3. Before the syncope, there are many black eyes, dizziness and unstable standing, accompanied by pale, cold sweat, fine pulse and blood pressure drop, and transient disturbance of consciousness but quickly recovered after falling to the ground, and no nerve positioning. Signs. More than the upright position occurs.
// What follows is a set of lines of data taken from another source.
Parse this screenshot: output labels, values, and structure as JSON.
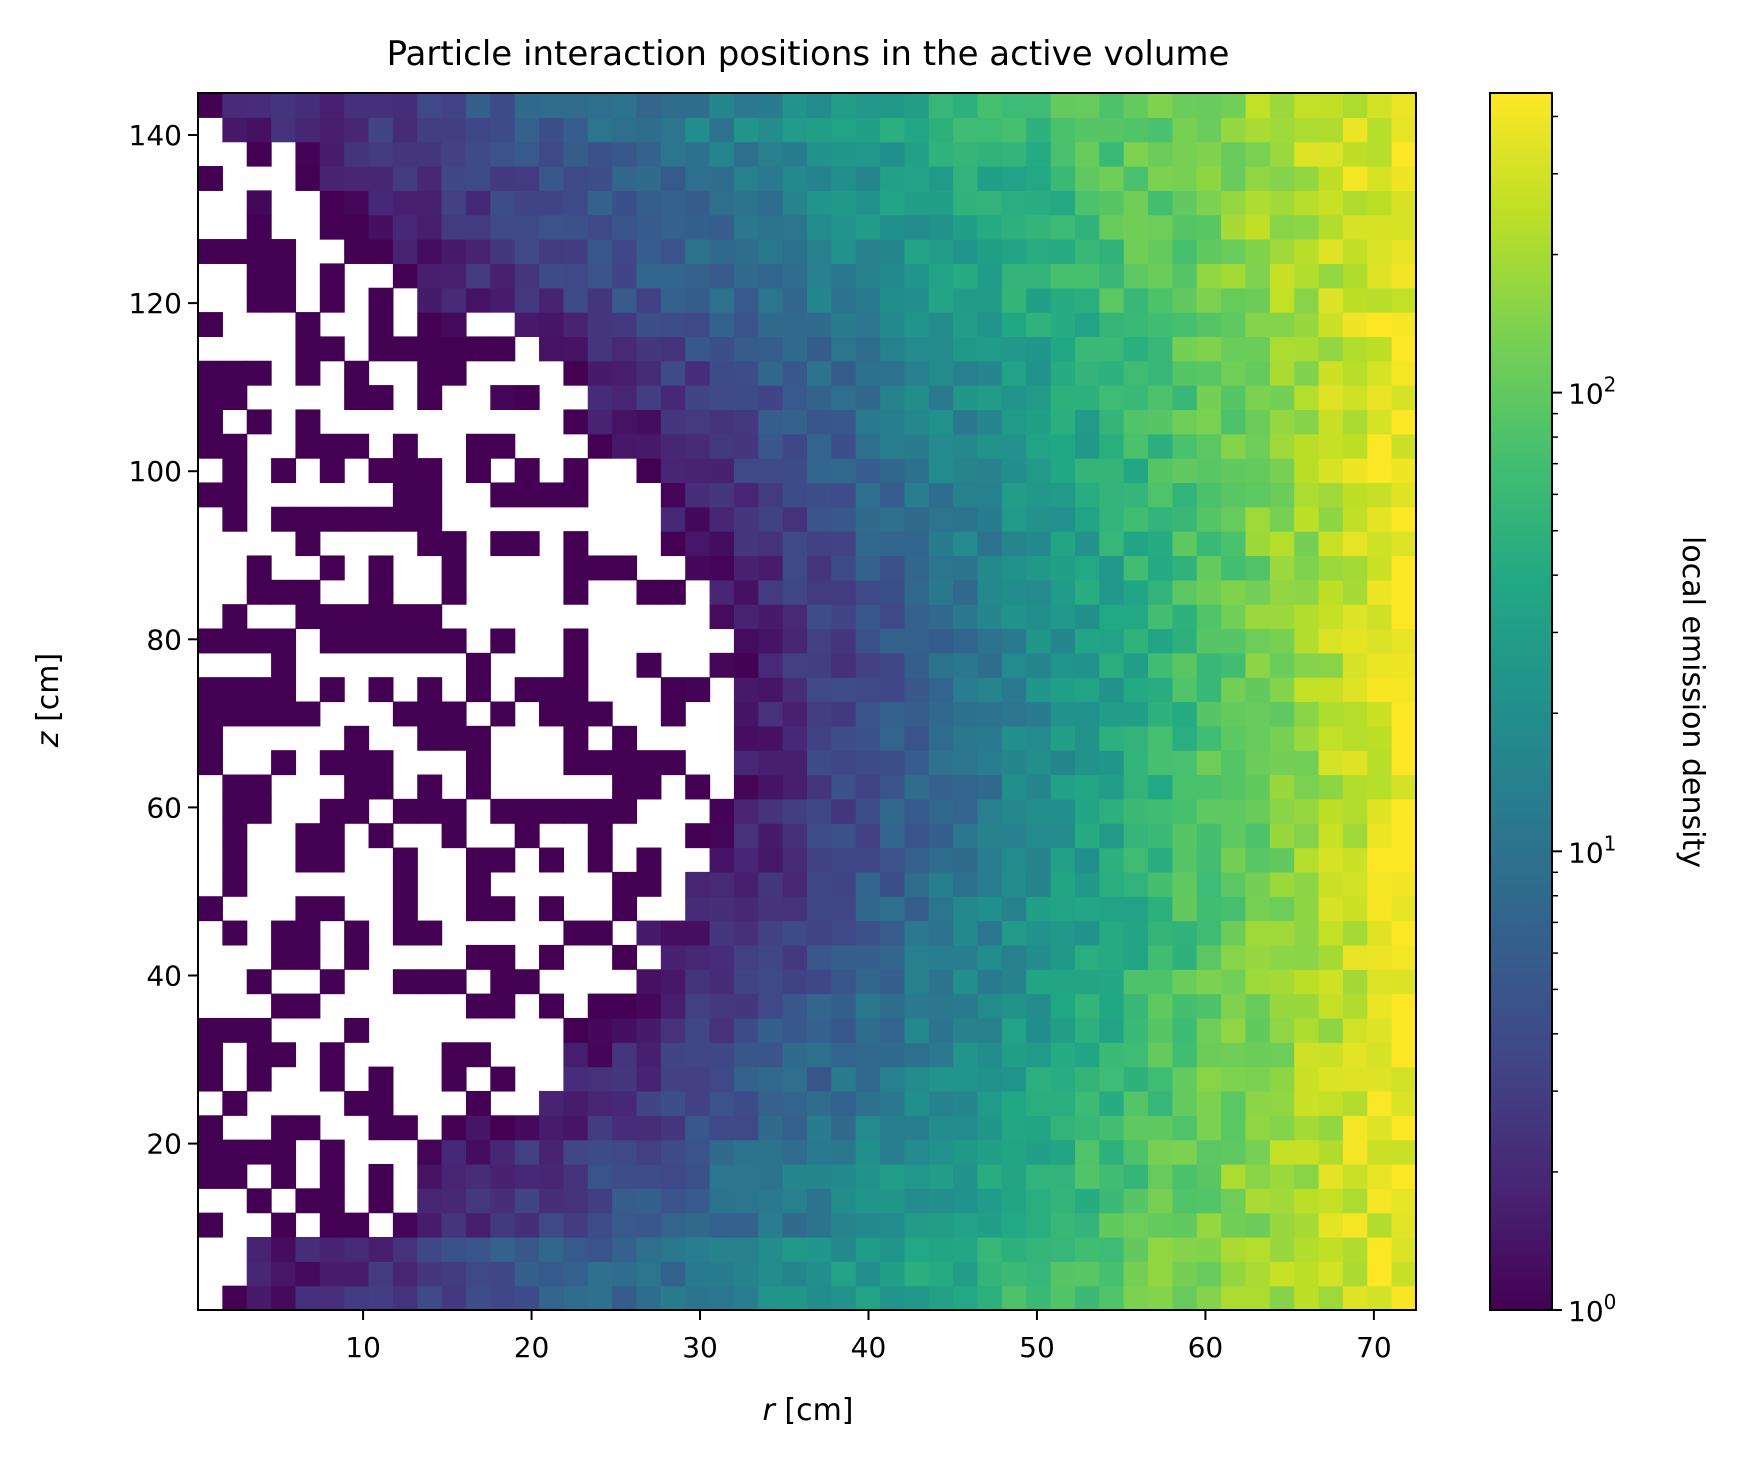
{
  "chart_data": {
    "type": "heatmap",
    "title": "Particle interaction positions in the active volume",
    "xlabel_var": "r",
    "xlabel_unit": " [cm]",
    "ylabel_var": "z",
    "ylabel_unit": " [cm]",
    "colorbar_label": "local emission density",
    "colorbar_scale": "log",
    "colorbar_range": [
      1,
      450
    ],
    "colormap": "viridis",
    "xlim": [
      0.2,
      72.5
    ],
    "ylim": [
      0.2,
      145.0
    ],
    "x_bins": 50,
    "y_bins": 50,
    "xticks": [
      10,
      20,
      30,
      40,
      50,
      60,
      70
    ],
    "xtick_labels": [
      "10",
      "20",
      "30",
      "40",
      "50",
      "60",
      "70"
    ],
    "yticks": [
      20,
      40,
      60,
      80,
      100,
      120,
      140
    ],
    "ytick_labels": [
      "20",
      "40",
      "60",
      "80",
      "100",
      "120",
      "140"
    ],
    "cbar_tick_labels": [
      {
        "base": "10",
        "exp": "0"
      },
      {
        "base": "10",
        "exp": "1"
      },
      {
        "base": "10",
        "exp": "2"
      }
    ],
    "density_model": {
      "description": "counts grow roughly exponentially with r; sparse region (empty bins) at small r and mid z",
      "max_value": 450
    }
  }
}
4. Migraine often begins in adolescence, often with a family history. The episodes are mainly autonomic symptoms such as unilateral headache and vomiting, with less loss of focal neurological function and longer onset. Regardless of the factors, TIA should be considered as an important risk factor for complete stroke, especially in repeated short-term authors. The disease can be relieved by itself, and treatment focuses on preventing recurrence.

Treatment

1.Etiology treatment

Find the cause and carry out active treatment, especially to strengthen the prevention and treatment of atherosclerosis.

2. Drug treatment

  • Early use of cerebral vasodilators and expanders can significantly reduce and terminate the clinical onset of TIA. It is possible to use 20 mg of betahidine or 500 ml of 5% glucose, or 500 ml of low molecular weight dextran or 706 generation plasma. Wei Nao Lu Tong, Xi Biling, etc. may also have a certain effect.
  • Antiplatelet aggregation agents can reduce the occurrence of microemboli. If there is no ulcer disease or bleeding disease, aspirin is usually used to treat 50mg--300mg daily. Most people think that it is better to take a smaller dose, and if the long-term dose can be reduced. Dipyridamole (25 mg 3 times daily) in combination with aspirin works synergistically and reduces the dose of aspirin. If the patient is not suitable for aspirin or aspirin is not ideal, you can use ticlopidine (Ticlopidine 200--250mg 1-1-2 times a day) or ticlid 250mg, once a day), during treatment, Need to pay attention to strengthen the prevention and treatment of toxic side effects such as bleeding.
  • Anticoagulant therapy for frequent seizures, severe and progressive aggravation, and no obvious anticoagulant treatment contraindications, early anticoagulant therapy has a positive significance for reducing seizures and preventing cerebral infarction. Commonly used heparin 12500U was added to 5% glucose physiological saline to slowly instill, while the first day can be taken orally with new dicoumarin 300mg or dicoumarin 100--200mg or warfarin 4--6mg. The time and activity of thrombin were checked daily, and were measured once a week after stabilization to adjust the oral dose. The time of intravenous clotting was maintained at 20-30 minutes, and the activity of thrombin was 15-25%. The amount of maintenance in the future is 150--225 mg of new coumarin, 2-75 mg of dicoumarin or 2-4 mg of warfarin. During the treatment, attention should be paid to prevention and treatment of bleeding complications. The withdrawal should be gradually reduced to avoid the "rebound effect". Because of this treatment, it is difficult to control the dose and there are many bleeding complications.
  • Calcium antagonist can selectively act on the calcium channel of cerebral vascular smooth muscle, prevent calcium ions from flowing into the cell from outside the cell, and has the functions of preventing cerebral artery spasm, dilating blood vessels, increasing cerebral blood flow and maintaining red blood cell deformability. Generally, more than 5-10mg of sibelium is used once a day.
  • Other methods such as in vitro anti-bo, ultraviolet light quantum therapy and blood thinning, as well as activating blood circulation to remove blood stasis and passing through active Chinese medicine can also be used.


3. Surgical treatment

Angiography confirmed that there is obvious stenosis or occlusion of the large aorta in the neck. The drug efficacy is poor. The patient's general condition allows, and those with conditions may consider carotid endarterectomy, stent placement or intracranial extracranial anastomosis. It has certain curative effect on eliminating microembolism, improving cerebral blood flow and establishing collateral circulation. Because it is not a cure, and the indications and effects of surgery are not yet certain.